3 Replies Latest reply on Apr 18, 2018 12:38 PM by Paul Gonzalez

    Aggregation Aggravation

    Paul Gonzalez

      As I started to compose this post it occurred to me that Tableau likes to aggregate data from two different sources, and that is the reason for my frustration. But hopefully by stating my problem here one of you knows a good work around.


      I'm building dashboards to display production metrics based on time stamps. I've found that I can display pretty nice graphs from a single data source, but when I start blending and or joining data, it aggregates in unpredictable and undesirable ways.


      For instance, this is what I want:


      And this is what I don't want, and is the result of blending server data with a local table (the excel file below):



      What I'm trying to do I connect to a table with some constant values, in this case I need median values and a constant stating that there are 24 hours in a day to display my planned dashboard correctly.  This is EASY to accomplish in Excel by adding a column and putting values into it(see below), but since I'm pulling these values from our Tableau server it isn't as straight forward.  I suppose I could work out a solution with the server admin as to how to have these values available in our server connection, but it would be so much easier if I could find a way to add constants into my Tableau calculations.




      Does anyone have any idea of how to add these constants into my data source without having it force me to aggregate?

        • 1. Re: Aggregation Aggravation
          Branden Kornell

          I think it's safe to hard-code the 24 hours/day into your calculations. That's not changing anytime soon. ;-)


          Can you join the values to your main data source on Process, or do you need the multiple different Process values available to your calculations?


          if that's the case, try pivoting the values for your constants so that, instead of rows, they appear in columns (Column A, B, C, etc., just like in Excel).


          The resulting table would be 1 row long, and you would join to your main data set on a 1=1 join. Then each row will have access to all the constant values.


          Though this seems like it's redundant (putting every value on every line), Tableau is efficient and there shouldn't be a big performance or space impact.

          • 2. Re: Aggregation Aggravation
            Shinichiro Murakami

            Hi Paul,


            It's quite difficult to understand your issue without seeing the data.

            Could you attach sample sample data and expected result as illustration.

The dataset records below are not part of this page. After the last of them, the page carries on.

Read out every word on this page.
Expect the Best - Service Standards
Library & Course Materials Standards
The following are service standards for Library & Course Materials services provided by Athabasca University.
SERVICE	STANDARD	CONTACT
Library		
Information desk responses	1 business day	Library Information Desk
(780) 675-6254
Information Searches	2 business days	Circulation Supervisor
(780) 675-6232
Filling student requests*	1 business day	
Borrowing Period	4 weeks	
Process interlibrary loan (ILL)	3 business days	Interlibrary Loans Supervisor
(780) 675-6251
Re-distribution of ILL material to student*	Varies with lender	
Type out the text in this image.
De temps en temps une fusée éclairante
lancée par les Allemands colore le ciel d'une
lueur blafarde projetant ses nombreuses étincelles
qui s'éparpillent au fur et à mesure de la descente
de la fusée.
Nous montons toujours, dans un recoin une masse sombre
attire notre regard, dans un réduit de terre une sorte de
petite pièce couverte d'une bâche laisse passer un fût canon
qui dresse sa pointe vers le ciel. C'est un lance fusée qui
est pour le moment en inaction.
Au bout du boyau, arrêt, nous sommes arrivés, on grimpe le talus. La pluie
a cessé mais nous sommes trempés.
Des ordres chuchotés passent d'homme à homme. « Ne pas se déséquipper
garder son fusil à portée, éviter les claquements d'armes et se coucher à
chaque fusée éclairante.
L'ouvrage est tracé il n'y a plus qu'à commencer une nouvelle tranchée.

            • 3. Re: Aggregation Aggravation
              Paul Gonzalez

              Sorry to both of you who responded, I didn't get back right away because I was off for a few days.


              Thank you Branden, that is a great idea. I'm also corresponding with my Tab Server Admin about how to handle this too.  But I think that your idea is perfect for proof of concept. 


              Shin, I'll try to mock something up.